Je distribue les photocopies sur lesquelles nous allons travailler les jours qui viennent. Et j'aperçois, du coin de l'œil, un drôle de cinéma. Je n'interviens pas, j'attends de comprendre. Un garçon, parmi les bons éléments de la classe, a l'air de se livrer à un étrange rituel. Quelques regards furtifs plus tard, je finis par décrypter son manège. Rien de clownesque, rien de provocateur. Il sent simplement chacune des feuilles que je lui tends, en les agitant devant son nez. Je parie qu'il fait la même chose avec les livres qu'il achète. Il m'arrive encore, à moi aussi, d'effectuer le même geste, rarement avec bonheur, tant les livres aujourd'hui ont une odeur désagréable, au mieux inintéressante. Le voir agir ainsi me rassure: en voilà un pour qui autre chose existe que l'écran d'un ordinateur ou d'une télévision, un qui respectera l'objet livre, un fou comme je les aime.

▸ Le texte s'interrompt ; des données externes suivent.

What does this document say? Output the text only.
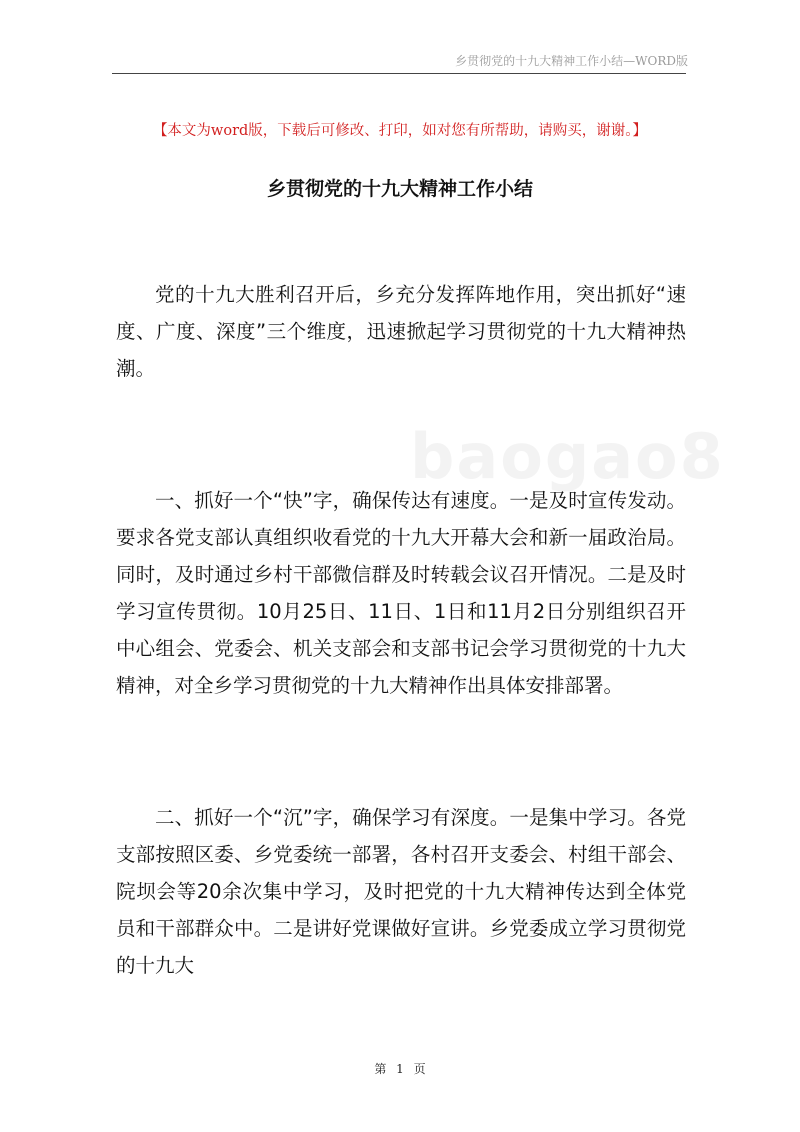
乡贯彻党的十九大精神工作小结—WORD版
baogao8
【本文为word版，下载后可修改、打印，如对您有所帮助，请购买，谢谢。】
乡贯彻党的十九大精神工作小结

党的十九大胜利召开后，乡充分发挥阵地作用，突出抓好“速度、广度、深度”三个维度，迅速掀起学习贯彻党的十九大精神热潮。

一、抓好一个“快”字，确保传达有速度。一是及时宣传发动。要求各党支部认真组织收看党的十九大开幕大会和新一届政治局。同时，及时通过乡村干部微信群及时转载会议召开情况。二是及时学习宣传贯彻。10月25日、11日、1日和11月2日分别组织召开中心组会、党委会、机关支部会和支部书记会学习贯彻党的十九大精神，对全乡学习贯彻党的十九大精神作出具体安排部署。

二、抓好一个“沉”字，确保学习有深度。一是集中学习。各党支部按照区委、乡党委统一部署，各村召开支委会、村组干部会、院坝会等20余次集中学习，及时把党的十九大精神传达到全体党员和干部群众中。二是讲好党课做好宣讲。乡党委成立学习贯彻党的十九大

第 1 页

A la fin de l'heure, les vacances sont oubliées, la "famille scolaire" s'est recomposée, et le train est reparti. Il y aura des côtes difficiles à gravir, des accélérations à bien négocier, des gares où il faudra s'arrêter pour refaire le plein de carburant. Certains seront montés dans le TGV, d'autres prendront le temps de muser en route, de musarder, le nez au vent (et peut-on leur en vouloir, à une époque où savoir "perdre son temps", ou accepter de le faire, devient un luxe, y compris pour des enfants?). Mon souhait serait que tous arrivent au terminus en fin d'année heureux du périple, avec, à la main, un bagage un peu plus fourni et pourtant moins lourd à porter.